Friday, 1 March 2013


Indeed, March 15 is one of those dates we all carry around in our heads because somewhere along the line most of us studied JULIUS CEASAR (usually in Grade 10, right?) and we've never forgotten the dire warning to "beware the Ides of March"... It's also a good roadmarker on the way to the first day of spring and whether or not there's still snow on the ground, you can believe in the turning of the seasons... it WILL happen, honest it will.

Here, where I live in France, we're missing the snow cover but it's snappy- cold, nevertheless ... not a day goes by that I don't have a fire in the fireplace, and even if not blazing it takes away the chill. So I am in and out and in and out and  in again with big blue IKEA bags of wood and kindling.

How lovely it must be to not feel the cold... and as I watch the life of birds and animals in the stream below this house, it does amaze me.

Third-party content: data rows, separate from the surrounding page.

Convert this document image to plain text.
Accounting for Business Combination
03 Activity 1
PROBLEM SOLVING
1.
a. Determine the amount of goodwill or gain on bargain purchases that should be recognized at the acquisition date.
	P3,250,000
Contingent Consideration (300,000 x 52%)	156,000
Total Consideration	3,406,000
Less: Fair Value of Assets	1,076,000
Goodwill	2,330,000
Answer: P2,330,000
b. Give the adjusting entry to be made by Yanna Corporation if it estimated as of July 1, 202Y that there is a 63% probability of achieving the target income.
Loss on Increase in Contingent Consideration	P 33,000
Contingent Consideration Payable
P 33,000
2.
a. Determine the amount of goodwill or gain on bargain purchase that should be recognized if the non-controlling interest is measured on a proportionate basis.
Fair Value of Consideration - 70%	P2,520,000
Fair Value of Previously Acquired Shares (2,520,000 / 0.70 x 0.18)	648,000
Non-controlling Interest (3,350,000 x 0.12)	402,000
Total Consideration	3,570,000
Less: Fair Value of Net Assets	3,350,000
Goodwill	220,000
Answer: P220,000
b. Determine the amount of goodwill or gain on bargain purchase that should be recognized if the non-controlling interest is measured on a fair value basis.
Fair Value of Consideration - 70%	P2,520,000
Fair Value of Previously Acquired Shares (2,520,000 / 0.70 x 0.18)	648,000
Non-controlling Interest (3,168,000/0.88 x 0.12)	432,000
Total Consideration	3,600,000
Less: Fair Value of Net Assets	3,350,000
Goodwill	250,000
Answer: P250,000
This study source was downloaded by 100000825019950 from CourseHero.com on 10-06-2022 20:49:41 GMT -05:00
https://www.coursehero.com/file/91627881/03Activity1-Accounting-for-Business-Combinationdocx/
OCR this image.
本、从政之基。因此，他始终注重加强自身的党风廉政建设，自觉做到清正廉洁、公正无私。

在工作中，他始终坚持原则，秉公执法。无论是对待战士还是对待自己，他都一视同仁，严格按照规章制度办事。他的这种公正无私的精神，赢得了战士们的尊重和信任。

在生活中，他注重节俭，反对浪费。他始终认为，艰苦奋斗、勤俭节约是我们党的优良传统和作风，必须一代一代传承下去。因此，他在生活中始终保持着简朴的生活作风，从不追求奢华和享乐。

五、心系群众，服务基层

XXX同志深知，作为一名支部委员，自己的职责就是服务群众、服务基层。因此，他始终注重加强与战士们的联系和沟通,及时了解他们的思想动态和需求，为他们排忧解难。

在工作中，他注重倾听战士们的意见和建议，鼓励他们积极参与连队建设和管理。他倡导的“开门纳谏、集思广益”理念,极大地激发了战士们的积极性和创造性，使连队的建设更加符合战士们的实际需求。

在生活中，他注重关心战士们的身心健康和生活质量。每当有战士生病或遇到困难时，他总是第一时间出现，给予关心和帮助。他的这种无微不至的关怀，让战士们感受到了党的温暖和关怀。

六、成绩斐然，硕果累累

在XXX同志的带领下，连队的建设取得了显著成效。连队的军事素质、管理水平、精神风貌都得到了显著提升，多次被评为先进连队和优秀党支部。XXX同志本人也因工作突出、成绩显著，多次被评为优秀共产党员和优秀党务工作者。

Does not that little beaver feel chilled to the bone? (Yes, we have beavers here, who do grave damage to trees but never seem to get round to building lodges and dams... they're smaller than their Canadian cousins, but  "busy as a little castor" would be an appropriate phrase...
and I suppose I should thank them for bringing down trees I can use for my fire.)

You can see here the result of  their labour beside our stream
Besides critters such as castors, who tend not to be often visible, they just leave their trace in fallen trees, there are fish and birds to delight the eye, and in the past few years I've been writing poetry about the life  I observe in this little stream (the Ourne). Two poems (Small Fish... and Heron Departing)  found their way into  Issue #103 of THE NEW QUARTERLY, one of my favorite Canadian literary journals, alongside BRICK.  If you don't know TNQ, now is the time to have a look, they have a website you can access in a minute!

You'll be doing yourself a great favour, for this magazine is a repository of some of the best poetry, fiction and non-fiction memoir and reviews that you'll ever come across. I've been a fan for 20 years!

Speaking of the fish-eating heron, we also are often visited by egrets, so white you'd swear they bleach themselves daily... brilliant, graceful, and crazy for fish. This one may be building a nest nearby, I certainly hope so. The photos were taken from my study window yesterday morning.

Coming in to land, checking the water at the same time
And there's breakfast, getting snapped up

And it's down the hatch, and a stroll in freezing water in search of more!